Monday, October 22, 2018, 8:40 am, Room 104C

As we enter an era of atomic scale device dimensions, there is a significant demand for synthesizing ultrathin films with precise growth control. Plasma-enhanced atomic layer deposition (PEALD) has obtained a prominent position in obtaining films with atomic scale precision. Although the effects of ion-surface interactions have been investigated for conventional plasma-enhanced chemical and physical vapor deposition in great detail, very little is known about the role of ions during PEALD. In this work, we demonstrate how the properties of materials (oxides and nitrides of Ti, Hf and Si) grown using PEALD (on planar and 3D substrates) can be tailored by controlling the kinetic energy of ions, E_i, impinging on a growing film surface with RF substrate biasing.¹ This technique harnesses the well-known synergism of ion-radical processes under energetic ion bombardment during reactive plasma exposure. It was demonstrated to significantly enhance the versatility of PEALD processes by providing two knobs (magnitude and duration of bias) enabling control over materials with dielectric or conductive properties, relevant for a wide variety of applications.
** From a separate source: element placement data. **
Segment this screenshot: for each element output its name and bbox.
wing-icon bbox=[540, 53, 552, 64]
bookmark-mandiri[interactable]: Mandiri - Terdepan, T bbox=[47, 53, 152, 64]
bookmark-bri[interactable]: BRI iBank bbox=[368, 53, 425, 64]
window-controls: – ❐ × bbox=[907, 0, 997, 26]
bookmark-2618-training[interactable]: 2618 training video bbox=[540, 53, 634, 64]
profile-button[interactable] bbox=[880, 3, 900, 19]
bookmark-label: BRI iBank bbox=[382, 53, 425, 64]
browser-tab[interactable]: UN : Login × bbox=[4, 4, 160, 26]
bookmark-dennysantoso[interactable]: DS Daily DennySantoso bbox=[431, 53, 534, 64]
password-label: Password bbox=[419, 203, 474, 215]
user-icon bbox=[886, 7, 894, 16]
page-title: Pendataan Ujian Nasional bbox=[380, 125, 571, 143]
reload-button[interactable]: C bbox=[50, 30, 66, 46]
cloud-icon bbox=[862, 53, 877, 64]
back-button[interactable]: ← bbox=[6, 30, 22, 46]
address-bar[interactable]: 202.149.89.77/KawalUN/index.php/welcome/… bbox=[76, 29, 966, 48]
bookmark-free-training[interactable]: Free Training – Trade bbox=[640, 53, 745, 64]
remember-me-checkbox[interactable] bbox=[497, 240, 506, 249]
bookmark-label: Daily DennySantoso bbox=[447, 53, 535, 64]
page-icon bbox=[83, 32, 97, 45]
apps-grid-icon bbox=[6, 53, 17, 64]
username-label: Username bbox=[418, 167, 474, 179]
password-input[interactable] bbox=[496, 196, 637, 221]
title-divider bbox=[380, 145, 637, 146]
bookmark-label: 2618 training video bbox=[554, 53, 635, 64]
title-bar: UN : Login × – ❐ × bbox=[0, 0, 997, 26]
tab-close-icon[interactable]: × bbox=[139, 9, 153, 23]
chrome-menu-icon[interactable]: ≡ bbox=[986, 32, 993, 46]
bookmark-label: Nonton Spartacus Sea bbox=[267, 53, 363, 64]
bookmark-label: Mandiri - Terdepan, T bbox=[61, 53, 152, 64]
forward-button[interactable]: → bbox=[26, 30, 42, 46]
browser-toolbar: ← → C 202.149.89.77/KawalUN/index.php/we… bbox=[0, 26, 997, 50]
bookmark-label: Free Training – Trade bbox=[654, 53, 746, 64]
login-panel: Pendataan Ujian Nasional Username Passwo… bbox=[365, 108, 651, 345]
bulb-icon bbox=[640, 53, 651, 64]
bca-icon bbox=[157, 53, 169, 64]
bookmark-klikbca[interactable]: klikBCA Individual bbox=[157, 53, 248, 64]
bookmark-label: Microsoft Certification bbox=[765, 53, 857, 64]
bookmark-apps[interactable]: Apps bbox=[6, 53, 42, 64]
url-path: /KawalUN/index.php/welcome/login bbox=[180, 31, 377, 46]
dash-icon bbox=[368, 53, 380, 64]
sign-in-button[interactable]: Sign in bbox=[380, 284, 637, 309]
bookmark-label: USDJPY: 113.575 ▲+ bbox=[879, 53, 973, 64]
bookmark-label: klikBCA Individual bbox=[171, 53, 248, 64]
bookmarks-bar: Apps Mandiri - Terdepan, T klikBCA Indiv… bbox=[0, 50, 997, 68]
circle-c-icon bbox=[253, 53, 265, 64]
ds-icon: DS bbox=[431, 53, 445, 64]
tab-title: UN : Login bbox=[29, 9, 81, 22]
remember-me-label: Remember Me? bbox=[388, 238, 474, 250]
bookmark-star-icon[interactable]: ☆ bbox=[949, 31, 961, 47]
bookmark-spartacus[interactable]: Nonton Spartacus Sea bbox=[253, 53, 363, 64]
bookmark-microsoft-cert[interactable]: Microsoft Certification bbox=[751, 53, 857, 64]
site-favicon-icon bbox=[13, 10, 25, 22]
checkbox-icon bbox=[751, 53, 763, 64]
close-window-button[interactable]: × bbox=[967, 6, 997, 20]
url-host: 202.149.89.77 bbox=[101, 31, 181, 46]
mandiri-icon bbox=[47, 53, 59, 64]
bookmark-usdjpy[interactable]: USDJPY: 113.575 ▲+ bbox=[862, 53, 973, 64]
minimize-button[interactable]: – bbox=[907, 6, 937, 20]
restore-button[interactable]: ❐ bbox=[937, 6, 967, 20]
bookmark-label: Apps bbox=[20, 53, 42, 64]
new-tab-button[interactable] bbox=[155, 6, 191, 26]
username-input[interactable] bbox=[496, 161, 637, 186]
We measured E_i characteristics of reactive plasmas typically used for PEALD (O₂, H₂, N₂) to investigate their role in tailoring material properties. Performing such measurements is essential towards understanding how a given PEALD process at different operating conditions can be influenced by energetic ions. Ion energy distributions (IEDs) were measured in a commercial 200-mm remote inductively-coupled-plasma (ICP) ALD system equipped with RF substrate biasing. IEDs were obtained using a gridded retarding field energy analyzer (RFEA) for the aforementioned plasmas without and with RF biasing. The properties of materials grown using these plasmas in this ALD system were analyzed as a function of the parameters derived from IEDs. These results have provided more insight on the relation between ion characteristics and the ensuing properties, e.g., identifying E_i thresholds between property improvement and degradation. They demonstrate how the measurement and control of E_i characteristics during PEALD provides a platform for synthesizing ultrathin films with desired properties.

Furthermore, we analyzed the effects of controlling E_i during PEALD on 3D substrates frequently employed in state-of-the-art devices. It yielded an intriguing effect of inducing differing material properties at different surfaces of 3D trench nanostructures. This demonstrated the potential of this technique in enabling new routes for achieving topographically selective deposition.